Attributes are better suited for that. #pragma has always just been a grandfathered in hack.

[simplotek]

> Attributes are better suited for that. #pragma has always just been a grandfathered in hack.

I'm not so sure attributes are better. They have political traction, but that does not mean better. All major compilers use pragmas effectively to implement custom compiler flags. See for instance how Visual C++ uses pragmas extensively to toggle specific compiler warnings, not to mention the infamous #pragma once

[amluto]

> You are also missing the context of C++ defining operator overloading, so you can call `std::byteswap(0ull)` and get an `unsigned long long` and you can call `std::byteswap(std::uint16_t{0})` and get a 16 bit unsigned integer.

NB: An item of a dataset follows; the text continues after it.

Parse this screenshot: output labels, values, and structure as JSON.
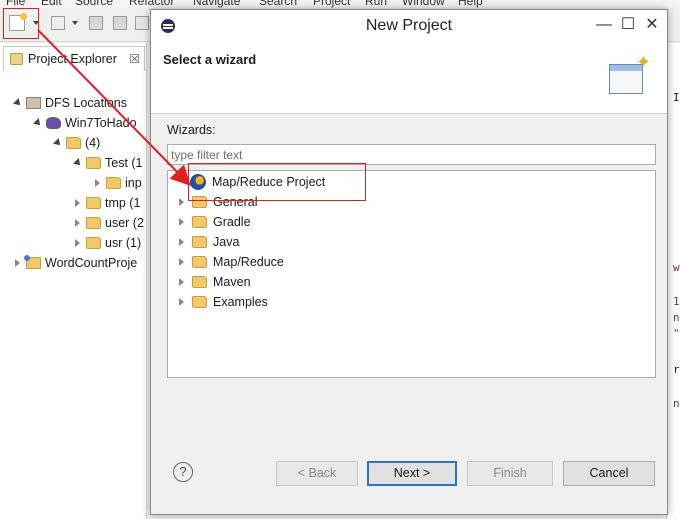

I can believe this is useful in explicitly-typed form, i.e. using std::byteswap<T> with T specified. But letting T be inferred seems quite dangerous: C++ loves changing integer types around all by itself (via type promotion, for example), and byteswap<int> and byteswap<long> are (on UNIXy systems) simply not the same operation. For that matter, byteswap should really only be used on uintN_t.

byteswap(a+b) is just asking for trouble.

[pjmlp]

> Plus, if a new compiler shows up (besides MSVC/GCC/LLVM)

They are still far from being the only game in town.

[s28l]

That was unclear on my part, but I meant a new compiler in terms of "new to the project", not "new to the C++ community". The linked SO answer only covers those three compilers, which illustrates the issue I was talking about (you need to add a new `#elif` branch)